Tuesday, October 7, 2008

Be Evil, & Save Audio Sweetening Till The End

Here's a little evil tip: Save your audio sweetening for the end. Why? Well, have you ever had a client who keeps monkeying with the project making irrelevant changes and basically just toying with the edits for no real rhyme or reason?

What I do is save the audio sweetening and music levels until the very end. After seeing so many versions with poor audio, then suddenly seeing a version with music levels up, audio panned correctly (usually just centered if someone decides it's a good idea to have offset audio channel levels when audio was recorded to "save" the peaks...grrr) the client will think some miracle just happened and often they'll love the version. Evil yes, but so is making dozens of meaningless tweaks over a week.

3 comments:

Tim said...

You don't like offset audio channel levels? My Video director swears by this process...and I have to admit it has saved us numerous times by avoiding digital distortion.

What would you do instead?

Walker Ferox said...

Depends on the situation really. If we can rehearse the sound person will adjust the audio levels so it doesn't peak.

If it's run-n-gun shooting most sound people I've worked with keep the audio a bit low to prevent peaking.

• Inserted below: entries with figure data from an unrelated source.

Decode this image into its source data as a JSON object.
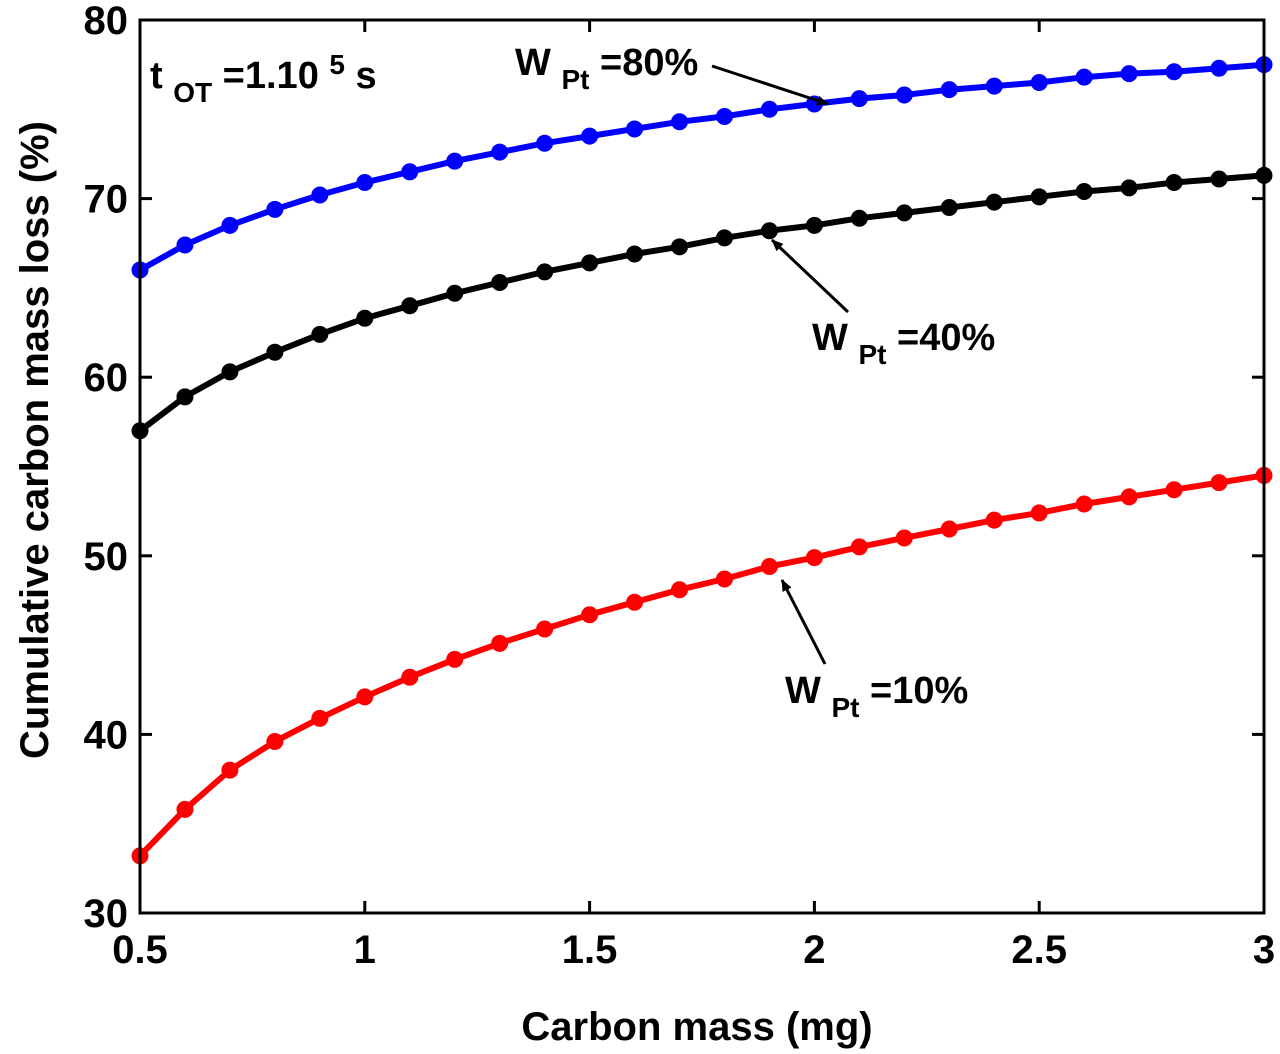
{
  "chart_data": {
    "type": "line",
    "title": "",
    "xlabel": "Carbon mass (mg)",
    "ylabel": "Cumulative carbon mass loss (%)",
    "xlim": [
      0.5,
      3
    ],
    "ylim": [
      30,
      80
    ],
    "xticks": [
      0.5,
      1,
      1.5,
      2,
      2.5,
      3
    ],
    "xtick_labels": [
      "0.5",
      "1",
      "1.5",
      "2",
      "2.5",
      "3"
    ],
    "yticks": [
      30,
      40,
      50,
      60,
      70,
      80
    ],
    "ytick_labels": [
      "30",
      "40",
      "50",
      "60",
      "70",
      "80"
    ],
    "grid": false,
    "x": [
      0.5,
      0.6,
      0.7,
      0.8,
      0.9,
      1.0,
      1.1,
      1.2,
      1.3,
      1.4,
      1.5,
      1.6,
      1.7,
      1.8,
      1.9,
      2.0,
      2.1,
      2.2,
      2.3,
      2.4,
      2.5,
      2.6,
      2.7,
      2.8,
      2.9,
      3.0
    ],
    "series": [
      {
        "name": "W_Pt=80%",
        "color": "#0000ff",
        "values": [
          66.0,
          67.4,
          68.5,
          69.4,
          70.2,
          70.9,
          71.5,
          72.1,
          72.6,
          73.1,
          73.5,
          73.9,
          74.3,
          74.6,
          75.0,
          75.3,
          75.6,
          75.8,
          76.1,
          76.3,
          76.5,
          76.8,
          77.0,
          77.1,
          77.3,
          77.5
        ]
      },
      {
        "name": "W_Pt=40%",
        "color": "#000000",
        "values": [
          57.0,
          58.9,
          60.3,
          61.4,
          62.4,
          63.3,
          64.0,
          64.7,
          65.3,
          65.9,
          66.4,
          66.9,
          67.3,
          67.8,
          68.2,
          68.5,
          68.9,
          69.2,
          69.5,
          69.8,
          70.1,
          70.4,
          70.6,
          70.9,
          71.1,
          71.3
        ]
      },
      {
        "name": "W_Pt=10%",
        "color": "#ff0000",
        "values": [
          33.2,
          35.8,
          38.0,
          39.6,
          40.9,
          42.1,
          43.2,
          44.2,
          45.1,
          45.9,
          46.7,
          47.4,
          48.1,
          48.7,
          49.4,
          49.9,
          50.5,
          51.0,
          51.5,
          52.0,
          52.4,
          52.9,
          53.3,
          53.7,
          54.1,
          54.5
        ]
      }
    ],
    "annotations": [
      {
        "id": "t",
        "base": "t",
        "sub": "OT",
        "mid": "=1.10",
        "sup": "5",
        "tail": " s"
      },
      {
        "id": "w80",
        "base": "W",
        "sub": "Pt",
        "tail": "=80%",
        "target_x": 2.0,
        "target_y": 75.3
      },
      {
        "id": "w40",
        "base": "W",
        "sub": "Pt",
        "tail": "=40%",
        "target_x": 1.9,
        "target_y": 68.2
      },
      {
        "id": "w10",
        "base": "W",
        "sub": "Pt",
        "tail": "=10%",
        "target_x": 1.9,
        "target_y": 49.4
      }
    ]
  }
}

You can end up with a bit of hiss later but its' not too difficult to remove it if needed.

The best is when the sound person has a peak limiter on their recorder which prevents audio from peaking to begin with (although with a slight loss in quality).

A lot of the stuff I do plays in theaters and/or on some high-end audio systems and the difference in the quality of offset-recording, once you bring the levels up equally -so there's no spacial lean- is usually apparent.

Overall my pref is to keep input levels low and boost slightly later in editing.

Walker Ferox said...

Forgot to mention that they are sometimes called "Input Limiters" on something like a Field Mixer the sound guy (or girl) will have.